UN Security Council resolution 1636 formally endorsed the findings of the Mehlis commission, and extended its mandate until December 15th (with the option of further extensions). The key articles in the resolution relate to the requirements on Syria to co-operate fully in the coming phase of the investigation. It stated that: “Syria must detain those Syrian officials or individuals whom the commission considers as suspected of involvement in the planning, sponsoring, organising or perpetrating” of the assassination, and make them fully available to the commission. The resolution also stated that the commission shall have the same rights vis-à-vis Syria as it was accorded in Lebanon in the original resolution (No 1595), passed in April, and that Syria must co-operate fully and unconditionally on that basis. The commission has been given the authority to “determine the location and the modalities for interview of Syrian officials and individuals it deems relevant to the inquiry”.

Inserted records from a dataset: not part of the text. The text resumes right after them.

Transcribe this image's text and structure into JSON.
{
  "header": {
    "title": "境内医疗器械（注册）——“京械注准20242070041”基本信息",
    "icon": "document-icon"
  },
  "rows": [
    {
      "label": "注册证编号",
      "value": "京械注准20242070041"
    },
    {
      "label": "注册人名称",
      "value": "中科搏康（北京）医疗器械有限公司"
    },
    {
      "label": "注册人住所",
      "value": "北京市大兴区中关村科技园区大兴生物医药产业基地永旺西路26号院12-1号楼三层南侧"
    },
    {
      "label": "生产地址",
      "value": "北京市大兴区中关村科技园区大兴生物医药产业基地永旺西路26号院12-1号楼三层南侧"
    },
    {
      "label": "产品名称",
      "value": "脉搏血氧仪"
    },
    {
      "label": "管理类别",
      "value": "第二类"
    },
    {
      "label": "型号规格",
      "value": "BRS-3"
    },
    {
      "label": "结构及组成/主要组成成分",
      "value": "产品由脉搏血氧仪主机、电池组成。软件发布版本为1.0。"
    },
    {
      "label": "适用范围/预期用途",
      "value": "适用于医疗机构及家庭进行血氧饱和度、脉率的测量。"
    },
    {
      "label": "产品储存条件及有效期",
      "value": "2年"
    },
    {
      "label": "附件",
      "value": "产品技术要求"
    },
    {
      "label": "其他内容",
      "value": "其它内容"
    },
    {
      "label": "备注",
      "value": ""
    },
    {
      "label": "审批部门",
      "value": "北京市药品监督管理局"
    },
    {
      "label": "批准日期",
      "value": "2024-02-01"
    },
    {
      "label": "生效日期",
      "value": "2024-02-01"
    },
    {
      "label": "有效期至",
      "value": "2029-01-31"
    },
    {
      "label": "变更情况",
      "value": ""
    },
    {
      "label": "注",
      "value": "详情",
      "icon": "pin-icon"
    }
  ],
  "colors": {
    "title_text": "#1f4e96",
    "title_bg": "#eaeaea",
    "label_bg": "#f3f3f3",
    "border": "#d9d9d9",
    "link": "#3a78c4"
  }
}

Mr Mehlis returned to his operating base in Beirut in early November. He submitted, through UN channels, a list of six Syrian officials that he wished to interview, specifying that he wished the meetings to take place in Beirut. Mr Assad devoted a section of his speech to addressing this question of co-operation. He sought to establish that Syria was prepared to “play the game” as required by the UN, but that it also wished to address legitimate concerns with regard to the rights of its citizens. He said that Mr Mehlis had refused an invitation to co-ordinate with Syria’s own commission of inquiry into the Hariri assassination, and that he had rejected numerous suggestions from Damascus about how to stage the interviews. These included setting up a location under the UN flag in Syrian territory, or conducting the interviews at the Arab League headquarters in Cairo. “It is not possible to have an investigation without a judicial basis,” he said. “This is unacceptable under any title, whether it be a UN resolution or anything else.”

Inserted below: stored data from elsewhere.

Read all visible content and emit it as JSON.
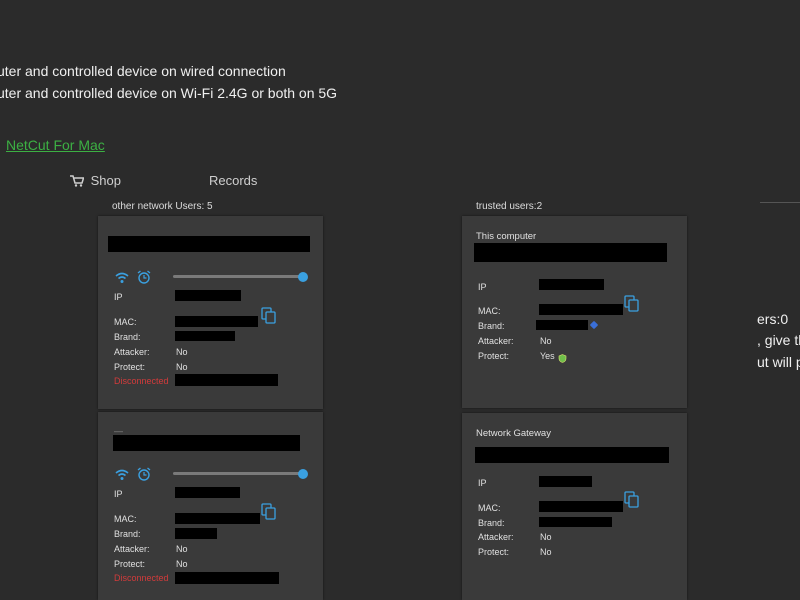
{
  "instructions": {
    "line1": "uter and controlled device on wired connection",
    "line2": "uter and controlled device on Wi-Fi 2.4G or both on 5G"
  },
  "links": {
    "netcut_mac": "NetCut For Mac"
  },
  "nav": {
    "shop": "Shop",
    "records": "Records"
  },
  "other_users": {
    "header": "other network Users: 5",
    "cards": [
      {
        "slider_fraction": 1.0,
        "labels": {
          "ip": "IP",
          "mac": "MAC:",
          "brand": "Brand:",
          "attacker": "Attacker:",
          "protect": "Protect:",
          "status": "Disconnected"
        },
        "attacker": "No",
        "protect": "No"
      },
      {
        "top_label": "—",
        "slider_fraction": 1.0,
        "labels": {
          "ip": "IP",
          "mac": "MAC:",
          "brand": "Brand:",
          "attacker": "Attacker:",
          "protect": "Protect:",
          "status": "Disconnected"
        },
        "attacker": "No",
        "protect": "No"
      }
    ]
  },
  "trusted_users": {
    "header": "trusted users:2",
    "cards": [
      {
        "title": "This computer",
        "labels": {
          "ip": "IP",
          "mac": "MAC:",
          "brand": "Brand:",
          "attacker": "Attacker:",
          "protect": "Protect:"
        },
        "attacker": "No",
        "protect": "Yes"
      },
      {
        "title": "Network Gateway",
        "labels": {
          "ip": "IP",
          "mac": "MAC:",
          "brand": "Brand:",
          "attacker": "Attacker:",
          "protect": "Protect:"
        },
        "attacker": "No",
        "protect": "No"
      }
    ]
  },
  "side_text": {
    "line1": "ers:0",
    "line2": ", give th",
    "line3": "ut will p"
  },
  "colors": {
    "accent": "#3aa0e0",
    "link": "#3cb043",
    "disconnected": "#d23b3b",
    "background": "#2b2b2b",
    "card": "#3a3a3a"
  }
}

Following Mr Assad’s speech, Syria’s ambassador to the UN, Faysal Mekdad, sought to amplify the message that Damascus is being reasonable in the face of the intransigence of Mr Mehlis. He said that Syria was quote prepared to allow the six men on the list to be interviewed in a third country--as long as that was not Lebanon. Mr Mehlis has meanwhile left Beirut, without explanation.
It is evident that Syria’s sensitivity about the interviews taking place in Lebanon relates to the possibility that the Lebanese judicial authorities may seek to arrest the men. Were the interviews to take place in another country, there would be no judicial basis for them to be arrested.
The identities of the six men have not been disclosed. The only Syrian officials directly mentioned the final version of the Mehlis report were Rustom Ghazaleh, the former head of Syrian military intelligence in Lebanon, his deputy, Jameh Jameh, and Assef Shawkat, the overall head of Syrian military intelligence. In an earlier version there was also mention of Maher Assad, the president’s younger brother and commander of the 4th Corps of the Republican Guard, which is responsible for military security in Damascus, Bahjat Suleiman, the former head of the internal division of General Intelligence (a forthright opponent of any Syrian disengagement from Lebanon, Mr Suleiman was replaced after the June 2005 Baath part congress), and Hassan Khalil.
Unless Mr Assad makes a dramatic climbdown, Syria will soon have to face the consequences of being found in breach of Resolution 1636, which has binding force as it was passed under Chapter VII of the UN Charter.